Yaşam serseri ruhlu bir delikanlı ayarında semirir. Seyir halindeyken göze batanlar artınca, bilmeceler çözülünce, ruh da yanar ten de. Ve yeni başlangıçlar hepten zorlaşır. Ödül ve cezaya ilişkin çözülmeler ve çöküş ise hızlanır. Hep yeni bir hikaye, kuyruklu yalanlarla bezeli oyalama taktiği ile kabile yıkan bir misyona sürüklenilir. Mansiyon ödüllü bir hayal dünyasına kapanılır. Kansız kapılmanın cezası acı hayat. Yarı çıplak vücutlarda sağlıksız etki-tepkilerin kalıcı izleri ve güneş yanığı zavallılık. 


Ve akıl odalarına izinsiz hapsolmuş. Arsızlık adalarında kuyu kurutan hırsızlık. Ve hınç.
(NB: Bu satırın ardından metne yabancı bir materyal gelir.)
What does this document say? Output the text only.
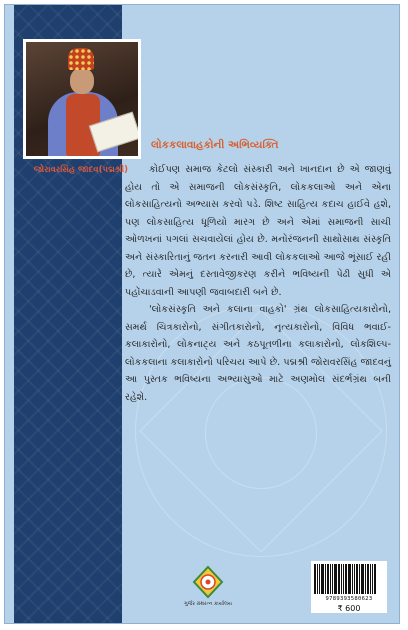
જોરાવરસિંહ જાદવ(પદ્મશ્રી)
લોકકલાવાહકોની અભિવ્યક્તિ

કોઈપણ સમાજ કેટલો સંસ્કારી અને ખાનદાન છે એ જાણવું હોય તો એ સમાજની લોકસંસ્કૃતિ, લોકકલાઓ અને એના લોકસાહિત્યનો અભ્યાસ કરવો પડે. શિષ્ટ સાહિત્ય કદાચ હાઈવે હશે, પણ લોકસાહિત્ય ધૂળિયો મારગ છે અને એમાં સમાજની સાચી ઓળખનાં પગલાં સચવાયેલાં હોય છે. મનોરંજનની સાથોસાથ સંસ્કૃતિ અને સંસ્કારિતાનું જતન કરનારી આવી લોકકલાઓ આજે ભૂંસાઈ રહી છે, ત્યારે એમનું દસ્તાવેજીકરણ કરીને ભવિષ્યની પેઢી સુધી એ પહોંચાડવાની આપણી જવાબદારી બને છે.

'લોકસંસ્કૃતિ અને કલાના વાહકો' ગ્રંથ લોકસાહિત્યકારોનો, સમર્થ ચિત્રકારોનો, સંગીતકારોનો, નૃત્યકારોનો, વિવિધ ભવાઈ- કલાકારોનો, લોકનાટ્ય અને કઠપૂતળીના કલાકારોનો, લોકશિલ્પ-લોકકલાના કલાકારોનો પરિચય આપે છે. પદ્મશ્રી જોરાવરસિંહ જાદવનું આ પુસ્તક ભવિષ્યના અભ્યાસુઓ માટે અણમોલ સંદર્ભગ્રંથ બની રહેશે.

ગુર્જર ગ્રંથરત્ન કાર્યાલય
9789393580623
₹ 600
Her şey bir yana huzurla katlanılması gereken ödül ve ceza, yaşamın suça, suç işlemeye ve suç önlemeye dönük yüzüdür. Yüzsüzlüğü gidermeyecek olsa da, tek çare haklı isyanlara açık kapı bırakmaktır.


Kılıçların gölgesindeki hayatı, düşkün seviye ve düşük seciye temelinde hayal kırıklıkları ile dolduranlar, çıkar yol kalmayınca ihanetin pazarlanmasına yönelirler. Utanç ve ıstırap içinde kıvranışları, toplu pazarlama ve toplu intihara dek uzar. 


Artık yaşamla barışık olmak büyük hayaldir. Artık aleni kasıt ve yanlış üstüne yanlışlar ve de sahte suçlamalar, ödül ve ceza girdabında her gün yeniden güncellenir.